Para José fue muy duro llegar a la Sierra Nevada y enfrentarse a cultivar café por primera vez sin más recursos que las ganas de salir adelante. Hoy, él tiene su propia marca a la que bautizó “Café Montes de María” y busca un socio para expandir su distribución.
En época de cultivos, cerca de 8 familias se benefician del grano de café que José distribuye.
Una de esas familias es la de Dimas Torres Carai, un campesino caficultor de Montes de María que tiene cerca de una hectárea y media sembrada.
José Ortega puede recoger hasta 100 bultos de 50 kilos cada uno en una buena cosecha anual de su parcela de 5 hectáreas, que queda en El Bongal, una vereda a 14 kilómetros de San Jacinto, y con unas 49 familias viven allí.
“Duré un año cultivando allá, hasta que le cogí el son al café. Luego regresé a cultivar y conocí a una muchacha con la que tengo tres hijos”, dice, y mi constante desviación de atención al logo ya era bastante evidente en este punto.
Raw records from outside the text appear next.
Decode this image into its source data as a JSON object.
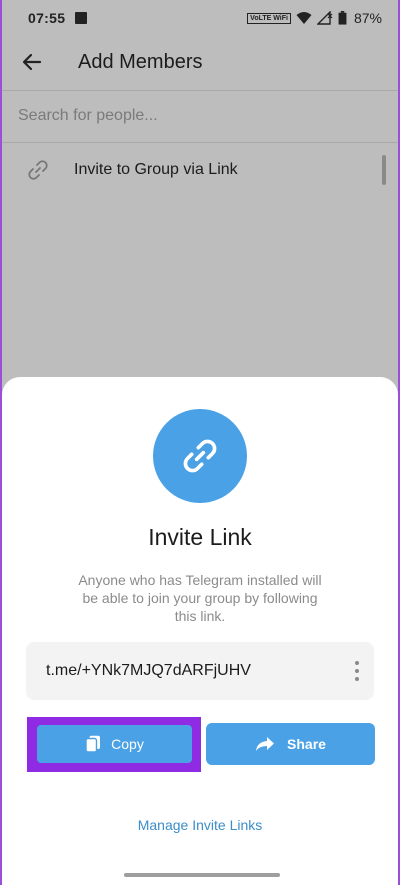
{
  "status_bar": {
    "time": "07:55",
    "volte": "VoLTE WiFi",
    "battery": "87%"
  },
  "app_bar": {
    "title": "Add Members"
  },
  "search": {
    "placeholder": "Search for people..."
  },
  "invite_row": {
    "label": "Invite to Group via Link",
    "icon": "link-icon"
  },
  "sheet": {
    "icon": "link-icon",
    "title": "Invite Link",
    "description": "Anyone who has Telegram installed will be able to join your group by following this link.",
    "link": "t.me/+YNk7MJQ7dARFjUHV",
    "copy_label": "Copy",
    "share_label": "Share",
    "manage_label": "Manage Invite Links"
  },
  "colors": {
    "accent": "#4aa1e6",
    "highlight": "#8e2be3",
    "link_text": "#3b8ec9",
    "dim_background": "#bdbdbd"
  }
}
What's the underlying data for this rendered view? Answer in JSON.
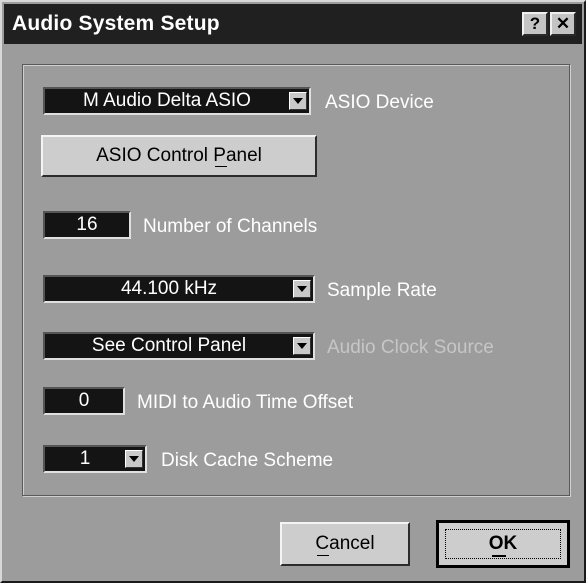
{
  "window": {
    "title": "Audio System Setup",
    "help_button": "?",
    "close_button": "✕"
  },
  "asio_device": {
    "value": "M Audio Delta ASIO",
    "label": "ASIO Device"
  },
  "asio_control_panel_button": "ASIO Control Panel",
  "channels": {
    "value": "16",
    "label": "Number of Channels"
  },
  "sample_rate": {
    "value": "44.100 kHz",
    "label": "Sample Rate"
  },
  "clock_source": {
    "value": "See Control Panel",
    "label": "Audio Clock Source",
    "enabled": false
  },
  "midi_offset": {
    "value": "0",
    "label": "MIDI to Audio Time Offset"
  },
  "disk_cache": {
    "value": "1",
    "label": "Disk Cache Scheme"
  },
  "buttons": {
    "cancel": "Cancel",
    "ok": "OK"
  }
}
Al ver que mi compañero y yo intentábamos no caernos, y avanzábamos a paso de caracol con el sobredimensionado maletín en el que transportábamos un dron, José pidió que se lo echaran al hombro y ante nuestra mirada impávida bajó sin problemas una loma, saltó entre piedras, sorteó el azaroso riachuelo del camino forestal, y se fue cuesta arriba en una pendiente de casi 90° hasta llegar a su parcela, bautizada como ‘El Bongal’.
Ahí probamos café hecho a fuego de leña y conocimos a un par de campesinos que se benefician del cultivo. Al finalizar, José se volvió a echar el maletín a cuestas y regresó con nosotros por el camino conversando, como si fuera el bulto de café más liviano que le había tocado llevar en su vida.
No estaba dispuesto a retirarme con la duda. Lo miré y señalé el logo de una famosa iglesia cristiana bordada en su camiseta.
-¿Es usted creyente?
-¡Nombe! Esto fue una camiseta vieja que me encontré por ahí. Aunque sí creo en Dios.
Ella todavía se sonroja cuando le pregunto la historia de amor con su esposo. Desvía la mirada hacia abajo, se acaricia el vientre de 5 meses y dibuja una sonrisa al evocar esos bonitos recuerdos. Me mira y me suelta una frase para resumirlo todo: Lo conocí porque yo era hermana de sus amigos.